Fewer moving parts means you move faster. More importantly, you can make architectural changes faster. When your infrastructure is basically “one Postgres instance,” new developers can get the full stack running on their laptop in minutes, not days.
What Postgres Replaced
Here’s what I didn’t need:
Elasticsearch/Typesense for search. Postgres has full-text search and trigram matching built in. I wrote about this in my Postgres Text Search 101 post. For an early-stage product, it’s more than good enough.
Redis/RabbitMQ for job queues. Postgres can be a perfectly fine job queue. SELECT … FOR UPDATE SKIP LOCKED gives you a reliable, transactional work queue without adding another service to your stack. Sequin has a great writeup on building your own SQS or Kafka with Postgres if you want to see how far you can push this.
Redis/Memcached for caching. JSONB columns and materialized views handle most of the caching patterns I needed. Unlogged tables work great for ephemeral data you’d normally throw in Redis. As an odd but positive side effect, when your data and your cache are on the same machine, you eliminate an entire class of cache invalidation headaches.
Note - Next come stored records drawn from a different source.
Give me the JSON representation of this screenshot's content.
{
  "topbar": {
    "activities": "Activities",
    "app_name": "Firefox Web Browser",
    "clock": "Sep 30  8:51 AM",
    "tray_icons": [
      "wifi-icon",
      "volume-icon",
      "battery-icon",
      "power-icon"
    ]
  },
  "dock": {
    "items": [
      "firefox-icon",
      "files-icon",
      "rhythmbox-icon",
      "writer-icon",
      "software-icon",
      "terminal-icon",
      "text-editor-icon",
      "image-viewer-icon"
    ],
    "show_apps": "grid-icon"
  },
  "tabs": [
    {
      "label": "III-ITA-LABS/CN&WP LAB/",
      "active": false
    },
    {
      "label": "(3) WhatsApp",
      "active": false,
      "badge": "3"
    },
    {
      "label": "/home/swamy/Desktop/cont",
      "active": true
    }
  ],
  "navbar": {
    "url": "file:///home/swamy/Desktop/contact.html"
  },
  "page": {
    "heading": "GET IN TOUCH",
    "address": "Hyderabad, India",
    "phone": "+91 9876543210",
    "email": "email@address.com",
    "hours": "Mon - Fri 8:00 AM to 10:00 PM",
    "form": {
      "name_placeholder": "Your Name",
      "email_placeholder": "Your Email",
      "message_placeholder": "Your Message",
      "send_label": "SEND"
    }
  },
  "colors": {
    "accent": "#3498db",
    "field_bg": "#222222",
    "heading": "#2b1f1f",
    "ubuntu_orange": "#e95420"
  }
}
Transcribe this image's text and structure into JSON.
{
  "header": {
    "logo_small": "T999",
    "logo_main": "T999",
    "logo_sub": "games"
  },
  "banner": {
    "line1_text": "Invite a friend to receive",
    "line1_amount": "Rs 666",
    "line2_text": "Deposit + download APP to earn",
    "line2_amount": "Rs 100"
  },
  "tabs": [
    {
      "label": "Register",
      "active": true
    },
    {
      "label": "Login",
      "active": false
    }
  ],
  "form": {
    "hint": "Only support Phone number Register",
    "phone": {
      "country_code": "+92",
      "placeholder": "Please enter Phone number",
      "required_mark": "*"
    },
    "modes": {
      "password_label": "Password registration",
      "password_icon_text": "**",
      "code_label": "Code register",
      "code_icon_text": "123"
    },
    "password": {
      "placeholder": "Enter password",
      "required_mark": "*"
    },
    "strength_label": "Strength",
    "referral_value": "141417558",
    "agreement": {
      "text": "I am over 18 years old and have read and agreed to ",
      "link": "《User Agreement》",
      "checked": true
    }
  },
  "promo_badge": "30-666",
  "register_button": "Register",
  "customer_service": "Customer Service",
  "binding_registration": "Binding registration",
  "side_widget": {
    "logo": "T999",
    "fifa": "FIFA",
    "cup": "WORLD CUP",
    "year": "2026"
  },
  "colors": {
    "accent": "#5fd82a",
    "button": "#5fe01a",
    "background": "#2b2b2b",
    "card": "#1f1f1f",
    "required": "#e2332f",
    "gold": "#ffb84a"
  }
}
A separate key-value store. JSONB columns are a schemaless key-value store that also happens to support indexing and querying. It’s not as fast as Redis for hot-path lookups, but it’s more durable. It’s simpler than adding Mongo.
UPDATE 2026-01: AI/LLMs are unreasonably good at querying JSONB columns. They are good at SQL in general, but if Postgres’s somewhat odd JSONB syntax bothered you, AI makes it easier.
Why It Works
The conventional wisdom is that you should use the best tool for each job. This sounds reasonable until you realize that “best tool for the job” has a hidden cost: every tool you add is another thing that can break, another thing to deploy, another thing new hires need to learn, and another thing keeping you up at night.
The best tool for the job is often the tool you already have running, as long as it can do the job.
Postgres can do a surprising number of jobs. Not all of them optimally. But at early stage, optimal doesn’t matter. Speed of iteration matters. Simplicity of deployment matters. Being able to reason about your entire system matters.
This is the same principle I wrote about years ago in Principles of Scalable Architectures: simple as possible, as few components as possible. “Just Use Postgres” is that principle taken seriously.
When It Breaks Down
I’m not going to pretend this works forever. It doesn’t.
When your search queries start taking hundreds of milliseconds and you’ve exhausted your indexing options, it’s time for a dedicated search engine. When you’re processing tens of thousands of jobs per second, you probably want a real message broker. When you need sub-millisecond cache lookups at massive scale, Redis earns its keep.
But here’s the thing: you’ll know when you get there. And when you do, you’ll be migrating one well-understood component at a time, not untangling an operational ball of spaghetti.
Just Use Postgres
Are you early stage? Then start with Postgres. Use it for everything you can. Add complexity only when your scale forces your hand.
You’ll ship faster, sleep better, and (hopefully) spend your limited engineering bandwidth on stuff that actually matters to your customers.